Allan Wolper is Professor Emeritus of Journalism at Rutgers University. He created and directed the journalism program at Rutgers-Newark at the same time he was editing stories and writing a weekly column for The Soho Weekly News. Soho taught him how to look at stories with an alternative eye while Rutgers encouraged him to widen his journalism experience.
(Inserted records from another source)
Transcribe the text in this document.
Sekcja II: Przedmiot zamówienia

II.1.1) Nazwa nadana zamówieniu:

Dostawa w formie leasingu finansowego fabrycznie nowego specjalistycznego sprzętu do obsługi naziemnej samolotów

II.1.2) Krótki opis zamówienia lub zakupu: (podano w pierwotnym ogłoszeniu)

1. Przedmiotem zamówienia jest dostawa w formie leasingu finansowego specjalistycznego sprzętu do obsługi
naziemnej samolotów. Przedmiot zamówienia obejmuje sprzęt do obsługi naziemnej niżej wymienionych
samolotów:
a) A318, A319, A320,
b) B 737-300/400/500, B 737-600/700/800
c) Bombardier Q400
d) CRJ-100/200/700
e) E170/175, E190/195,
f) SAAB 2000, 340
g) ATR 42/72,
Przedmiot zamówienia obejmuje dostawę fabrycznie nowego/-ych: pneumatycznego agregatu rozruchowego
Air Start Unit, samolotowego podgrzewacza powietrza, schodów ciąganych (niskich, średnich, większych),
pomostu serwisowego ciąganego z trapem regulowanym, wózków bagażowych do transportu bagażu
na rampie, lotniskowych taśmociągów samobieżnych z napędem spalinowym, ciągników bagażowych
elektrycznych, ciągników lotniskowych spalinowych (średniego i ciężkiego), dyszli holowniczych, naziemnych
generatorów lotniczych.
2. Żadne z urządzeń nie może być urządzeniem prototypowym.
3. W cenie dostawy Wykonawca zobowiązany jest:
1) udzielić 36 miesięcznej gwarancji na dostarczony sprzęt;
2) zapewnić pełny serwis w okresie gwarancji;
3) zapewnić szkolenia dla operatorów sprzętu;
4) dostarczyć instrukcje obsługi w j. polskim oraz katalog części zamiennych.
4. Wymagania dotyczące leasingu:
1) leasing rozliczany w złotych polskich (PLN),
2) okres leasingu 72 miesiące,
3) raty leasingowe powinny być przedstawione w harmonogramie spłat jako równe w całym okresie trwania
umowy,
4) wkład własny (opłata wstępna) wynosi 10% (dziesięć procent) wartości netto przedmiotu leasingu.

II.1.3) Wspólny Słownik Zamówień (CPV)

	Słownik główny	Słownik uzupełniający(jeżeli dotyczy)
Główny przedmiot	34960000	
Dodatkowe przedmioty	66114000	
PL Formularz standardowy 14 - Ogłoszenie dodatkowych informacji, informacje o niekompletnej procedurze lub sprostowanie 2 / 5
He created, hosted and produced original and innovative programing for radio, television and multi-media for WBGO-FM radio, the New York area NPR jazz station, Suburban Cable of New Jersey, WNYC-TV and New Jersey Network. He often combined mini-documentaries with daring interviews.

 

The subjects of the interviews were on the cutting edge of American life, often changing the way people thought. They included ABSCAM-scarred New Jersey Senator Harrison Williams, who he interviewed at the Federal Prison at Allenwood, Pa.; the Imperial Wizard of the Ku Klux Klan, a controversial juror in The Central Park Jogger rape case, and Frank Lucas, the notorious drug lord featured in the film, American Gangster.

 

Wolper hosted and produced audio biographies on life changers, like Dr. Michael Crane, who treated victims of the World Trade Center bombing; Annette Gordon-Reed, the Harvard Law Professor whose Pulitzer Prize winning book revealed Thomas Jefferson had seven children with Sally Hemmings, one of his slaves; and Frank Casey, the investigator who uncovered the Bernard Madoff scandal. Other audio biographies included political figures at the beginning of their careers, like New York State Attorney General Letitia James and New York City Mayor Bill de Blasio and legacy conversations with Mayors David Dinkins and Edward I. Koch.  

 

The more he studied the coverage of both boldface and ordinary people, the more he was determined to learn about the media process. It led him to start a media column for Editor & Publisher Magazine that lasted for ten years.

 

Wolper has won more than 50 awards in every medium of journalism, including The Alfred I. duPont-Columbia University Award – the Pulitzer Prize of Broadcast News. The documentary Hillside: A Desegregation Story was the first cable produced program in history to win the coveted prize.

 

Other awards include Best Column from The New York Chapter of The Society of Professional Journalists; the Distinguished Service Award from the National Society of Professional Journalists for a documentary on The Bill of Rights, a National Headliner prize for radio commentary on WBGO, three National Cable Television (ACE) awards and a New York Emmy nomination.

 

His work has been honored by The Medill School of Journalism at Northwestern, Penn State and the University of Florida.

 

His radio program/podcast, Conversations with Allan Wolper, a series of more than 100 audio biographies, is available on WBGO Digital, The Public Radio Exchange, iHeart.com and Apple podcasts.